Шагровский видел, что дядя просто приплясывает от нетерпения, буквально сгорает от желания немедленно взять в руки то, что скрывал старый тубус. Несмотря на возраст, с темпераментом у профессора все было просто отлично, лучше, чем с терпением.

Зато бородатый ассистент никуда не торопился, как и было обещано, работал тщательно, и вскрыл чехол только с третьего прохода. Срезанная стальным кругом крышка отвалилась в сторону, открывая внутренности тубуса.

— Гвиль! — выдохнул Кац, и со свистом втянул воздух через стиснутые зубы. — Настоящий гвиль!
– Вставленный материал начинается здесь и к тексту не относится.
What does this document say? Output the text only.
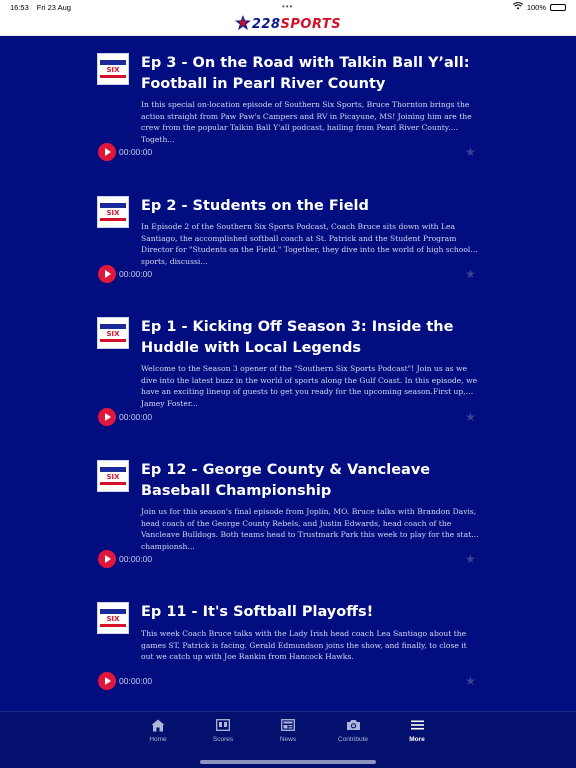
16:53 Fri 23 Aug	•••	100%
228SPORTS
SIX Ep 3 - On the Road with Talkin Ball Y’all: Football in Pearl River County
In this special on-location episode of Southern Six Sports, Bruce Thornton brings the action straight from Paw Paw's Campers and RV in Picayune, MS! Joining him are the crew from the popular Talkin Ball Y'all podcast, hailing from Pearl River County. Togeth...
00:00:00	★
SIX Ep 2 - Students on the Field
In Episode 2 of the Southern Six Sports Podcast, Coach Bruce sits down with Lea Santiago, the accomplished softball coach at St. Patrick and the Student Program Director for "Students on the Field." Together, they dive into the world of high school sports, discussi...
00:00:00	★
SIX Ep 1 - Kicking Off Season 3: Inside the Huddle with Local Legends
Welcome to the Season 3 opener of the "Southern Six Sports Podcast"! Join us as we dive into the latest buzz in the world of sports along the Gulf Coast. In this episode, we have an exciting lineup of guests to get you ready for the upcoming season.First up, Jamey Foster...
00:00:00	★
SIX Ep 12 - George County & Vancleave Baseball Championship
Join us for this season's final episode from Joplin, MO. Bruce talks with Brandon Davis, head coach of the George County Rebels, and Justin Edwards, head coach of the Vancleave Bulldogs. Both teams head to Trustmark Park this week to play for the state championsh...
00:00:00	★
SIX Ep 11 - It's Softball Playoffs!
This week Coach Bruce talks with the Lady Irish head coach Lea Santiago about the games ST. Patrick is facing. Gerald Edmundson joins the show, and finally, to close it out we catch up with Joe Rankin from Hancock Hawks.
00:00:00	★
Home	Scores	News	Contribute	More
Йофи!

Внутри кожаной трубы виднелись прекрасно сохранившиеся листы пергамента.

Рувим Кац протянул руку к находке, пальцы у него чуть дрожали. Он почти дотронулся до пергаментов, но в последний момент отдернул руку и поднял на коллег глаза — счастливые и почему-то чуть влажные, но это, наверное, от переутомления.

— Ребята, — сказал он на русском. — Милые вы мои! А давайте-ка выпьем!

Глава 21

Иудея. Крепость Мецада.

73 год н. э.

Ничто так не поднимает боевой дух осажденных, как отбитый штурм.

Ничто так не озлобляет осаждающих, как штурм неудачный.

До конца сжечь осадную башню не получилось, но и то, что горящие стрелы основательно повредили обшивку и даже воспламенили в нескольких местах основную конструкцию, вызвало у защитников Мецады бурное ликование.

Эту радость не могли испортить даже двенадцать убитых и пятеро тяжелораненых, хотя каждая рука, способная держать меч, сейчас была на вес золота.

Трупы лежали возле стены арсенала, поодаль от синагоги, лекарь-ессей, не чураясь помощи женщин, пытался заниматься ранеными, которых перенесли в тень, под навес возле входа в караульную. А оставшиеся в живых с криками отплясывали на камнях двора, потрясая оружием и смеясь. Родственники погибших оплакивали своих мертвых, не обращая внимания на радость остальных. Празднующие не обращали внимания на скорбящих.